Luigina La Rizza
INDICE DEI CONTENUTI
- 1 E come sono questi viaggi?
- 2 Lei ha appena pubblicato una guida digitale “La mia Calabria, viaggio non-stop nel profondo Sud”: come mai Pietra Cappa in copertina?
- 3 È un posto che ricorda la stagione tragica dei sequestri, delle vittime che non possiamo dimenticare. Secondo lei l’Aspromonte fa ancora paura a chi non lo conosce?
- 4 Altri luoghi del cuore?
- 5 E fra i paesi?
- 6 Ma veramente è possibile viaggiare con i mezzi pubblici? Da mesi, il Quotidiano racconta una Calabria interrotta.

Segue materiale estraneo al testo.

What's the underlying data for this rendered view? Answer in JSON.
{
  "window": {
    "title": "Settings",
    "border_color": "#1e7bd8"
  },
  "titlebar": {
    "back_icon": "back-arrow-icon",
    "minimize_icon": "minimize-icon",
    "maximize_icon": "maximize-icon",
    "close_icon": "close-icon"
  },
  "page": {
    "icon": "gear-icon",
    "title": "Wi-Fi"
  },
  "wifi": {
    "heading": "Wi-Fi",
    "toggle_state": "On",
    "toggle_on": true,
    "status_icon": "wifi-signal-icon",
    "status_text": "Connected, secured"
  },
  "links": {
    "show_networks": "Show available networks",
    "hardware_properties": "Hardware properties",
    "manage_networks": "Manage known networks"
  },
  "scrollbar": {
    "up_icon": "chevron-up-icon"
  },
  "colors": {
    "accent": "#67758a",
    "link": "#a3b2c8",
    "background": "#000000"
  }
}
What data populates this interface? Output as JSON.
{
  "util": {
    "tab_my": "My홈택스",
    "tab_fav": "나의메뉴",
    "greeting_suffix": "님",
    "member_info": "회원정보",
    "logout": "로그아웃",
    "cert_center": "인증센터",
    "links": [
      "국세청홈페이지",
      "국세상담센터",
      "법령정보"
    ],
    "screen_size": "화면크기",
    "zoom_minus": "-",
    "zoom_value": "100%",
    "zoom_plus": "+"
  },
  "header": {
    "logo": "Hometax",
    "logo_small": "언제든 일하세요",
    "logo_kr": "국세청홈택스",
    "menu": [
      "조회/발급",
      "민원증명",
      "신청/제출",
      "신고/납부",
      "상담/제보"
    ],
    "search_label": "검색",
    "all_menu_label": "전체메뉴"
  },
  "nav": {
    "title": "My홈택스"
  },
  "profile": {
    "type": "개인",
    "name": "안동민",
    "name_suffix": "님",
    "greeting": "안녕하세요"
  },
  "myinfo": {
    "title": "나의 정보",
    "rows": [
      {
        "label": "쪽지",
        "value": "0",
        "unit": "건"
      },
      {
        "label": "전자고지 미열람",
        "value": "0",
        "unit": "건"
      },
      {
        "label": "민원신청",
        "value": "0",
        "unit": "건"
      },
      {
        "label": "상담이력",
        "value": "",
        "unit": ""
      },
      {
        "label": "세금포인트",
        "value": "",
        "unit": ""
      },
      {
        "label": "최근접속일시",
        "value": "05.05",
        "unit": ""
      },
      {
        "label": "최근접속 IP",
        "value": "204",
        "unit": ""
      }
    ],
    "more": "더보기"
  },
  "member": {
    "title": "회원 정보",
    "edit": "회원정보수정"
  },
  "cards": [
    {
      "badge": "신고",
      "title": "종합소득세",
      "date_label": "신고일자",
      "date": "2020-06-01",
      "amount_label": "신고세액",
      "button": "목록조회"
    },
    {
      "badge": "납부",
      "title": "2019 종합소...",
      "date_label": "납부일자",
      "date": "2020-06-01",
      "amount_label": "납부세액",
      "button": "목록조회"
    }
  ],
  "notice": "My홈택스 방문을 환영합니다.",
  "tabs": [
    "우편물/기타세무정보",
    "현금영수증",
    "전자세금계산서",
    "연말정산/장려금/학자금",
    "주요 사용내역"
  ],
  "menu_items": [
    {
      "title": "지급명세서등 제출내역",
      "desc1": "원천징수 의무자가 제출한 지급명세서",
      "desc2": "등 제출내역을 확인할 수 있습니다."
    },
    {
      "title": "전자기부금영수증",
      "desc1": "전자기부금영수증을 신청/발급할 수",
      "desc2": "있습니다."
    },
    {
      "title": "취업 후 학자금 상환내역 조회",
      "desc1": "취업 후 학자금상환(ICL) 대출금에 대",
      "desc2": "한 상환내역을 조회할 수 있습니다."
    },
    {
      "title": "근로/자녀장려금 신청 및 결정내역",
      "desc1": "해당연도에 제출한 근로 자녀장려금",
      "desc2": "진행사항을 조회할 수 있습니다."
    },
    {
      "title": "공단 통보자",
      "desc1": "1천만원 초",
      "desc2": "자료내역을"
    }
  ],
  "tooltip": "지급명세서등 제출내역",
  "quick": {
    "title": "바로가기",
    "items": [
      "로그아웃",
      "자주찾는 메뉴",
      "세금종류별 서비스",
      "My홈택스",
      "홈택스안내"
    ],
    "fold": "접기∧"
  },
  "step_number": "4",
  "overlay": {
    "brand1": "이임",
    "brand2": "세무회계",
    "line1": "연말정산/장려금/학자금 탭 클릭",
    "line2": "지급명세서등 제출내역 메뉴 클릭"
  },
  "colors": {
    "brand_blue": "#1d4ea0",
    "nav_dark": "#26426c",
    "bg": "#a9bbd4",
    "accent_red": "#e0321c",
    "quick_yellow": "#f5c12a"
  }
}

- 7 Mi scusi la domanda: non ha paura a girare da sola?
- 8 Altri incontri?
- 9 Lei è di Soverato, la città più ricca della Calabria insieme a Rende, che ha l’Università e le imprese. Il turismo tira.
Luigina La Rizza, travel blogger, racconta in un diario social la Calabria: da Soverato all’Aspromonte, i luoghi in cui è tornata e ha deciso di rimanere
La storia di Luigina La Rizza, travel blogger – anzi local blogger come ci tiene a farsi chiamare – è un interessante incrocio fra lavoro e scelte di vita. Laurea in economia all’Unical, poi Consulente del Lavoro a Roma con un ruolo di responsabilità in una società prestigiosa, a un certo punto molla e rifiuta perfino la Partita Iva. Il piano B è un’altra professione, con un diario social che tocca tutta la Calabria da Papasidero a Punta Stilo, in cui compaiono cavalli liberi e gazzose al caffè.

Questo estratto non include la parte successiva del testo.